Since the yurts went up, the next logical step was to allow individual vendors to lease the space and show their goods that are manufactured here in Homer. While the vendors are encouraged to sell handcrafts made locally, they are also supported if their economic ideas help the economy and offer sustainable environmental ideas.
The Tenhoffs said they are also hoping to have a stage set up by summer solstice, to throw a few musical events into the mix. The location – just up from Bishop’s Beach and just down from the Homer Visitor’s Center – opens to a view of Kachemak Bay. It’s also close enough to Main Street and Pioneer Avenue shops to create walking opportunities, Tenhoff said.
“We’re hoping to get people out of their cars. A lot of times, they go shooting out to the Spit,” Tenhoff said. “This is a chance to walk to Old Town – we’re on a path down to that road. If we could get them out of their cars and making use of our trails, it would benefit the whole area.”
Early in the tourist season, the distinctive earthen brown yurts tend to be what first draws visitors to stop. Questions asked by enthusiastic visitors runs a predictable course: Can you put a bathroom in it? Can you bring power into it? Will it stand up to snow? By having a central location after the original Grubstake shop was destroyed last year in a fire, the Tenhoffs are finding a few advantages to show off the structures they say can handle tough Alaska winters.
The hope is for the Yurt Village to last all year long, not just in the summer time. Themes and uses could shift from a summer to a winter focus. After summer’s visitors leave, vendors can stay on to offer educational opportunities to the community.
“This embraces a business incubator vision where you can test your products and support local products made right here in Homer,” Tenhoff said.

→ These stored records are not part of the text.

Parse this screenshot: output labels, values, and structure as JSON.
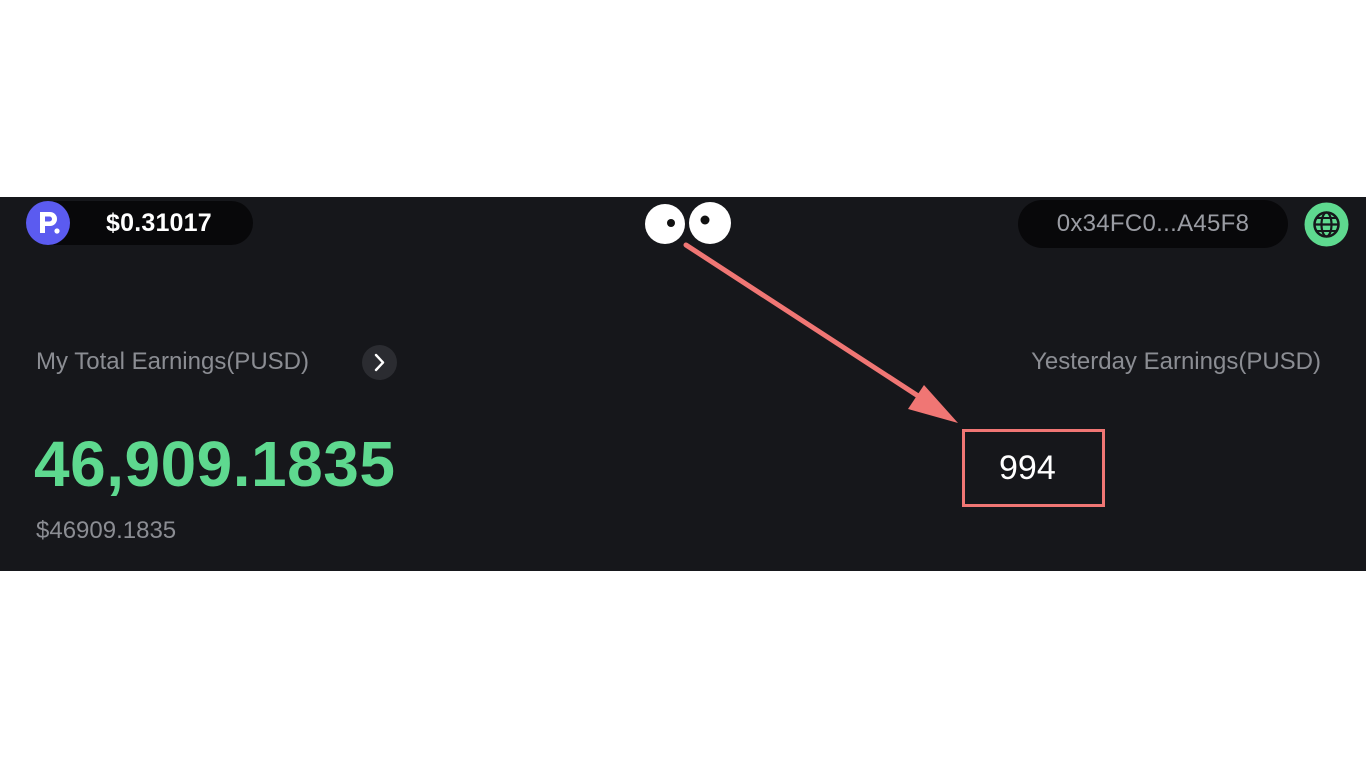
{
  "header": {
    "token_price": "$0.31017",
    "wallet_address": "0x34FC0...A45F8"
  },
  "earnings": {
    "total_label": "My Total Earnings(PUSD)",
    "total_value": "46,909.1835",
    "total_usd": "$46909.1835",
    "yesterday_label": "Yesterday Earnings(PUSD)",
    "yesterday_value": "994"
  },
  "icons": {
    "logo": "p-logo-icon",
    "mascot": "eyes-icon",
    "language": "globe-icon",
    "details": "chevron-right-icon"
  },
  "colors": {
    "background": "#16171b",
    "accent_green": "#5ed98f",
    "logo_purple": "#5b5bf0",
    "annotation_red": "#f07674"
  }
}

Sharon Clause and husband/photographer Steve Clause, want to offer make-it-and-take-it art projects for summer visitors. A line of fabric post cards, quilt pillows and other sewing projects can be completed in an afternoon, and perhaps supply entertainment for women who don’t want to accompany their husbands out on fishing charter boats.
They also carry Ralph Stover’s “Original Goofy Moose Collection,” of detailed chain-saw Alaska animals. Stover is well known for his unique carving style and was formerly at the Lighthouse Village.
Bill Kitzmiller also is known as a demonstration artist, carving his wood creations and marketing them in the Solar Wind Art Studio Yurt.
Dan and Nancy Coe opened “Handpainted Signs” at the village, featuring Dan’s distinctive painted furniture and signs. This gives the Coes a Homer in-town location, since they live and work in Anchor Point.
Stephanie Alward’s “Sapphire Sea Studios” is also open for business at the Yurt Village, where she sells her art and jewelry. She is another candidate for teaching classes to the public, as is Gail Moto, who makes the Alaska Native kuspiks and fur parkas.
“We’re hoping this takes off for year-round activity,” Tenhoff said. “This is such a beautiful, central spot that links in with so many other places close by.”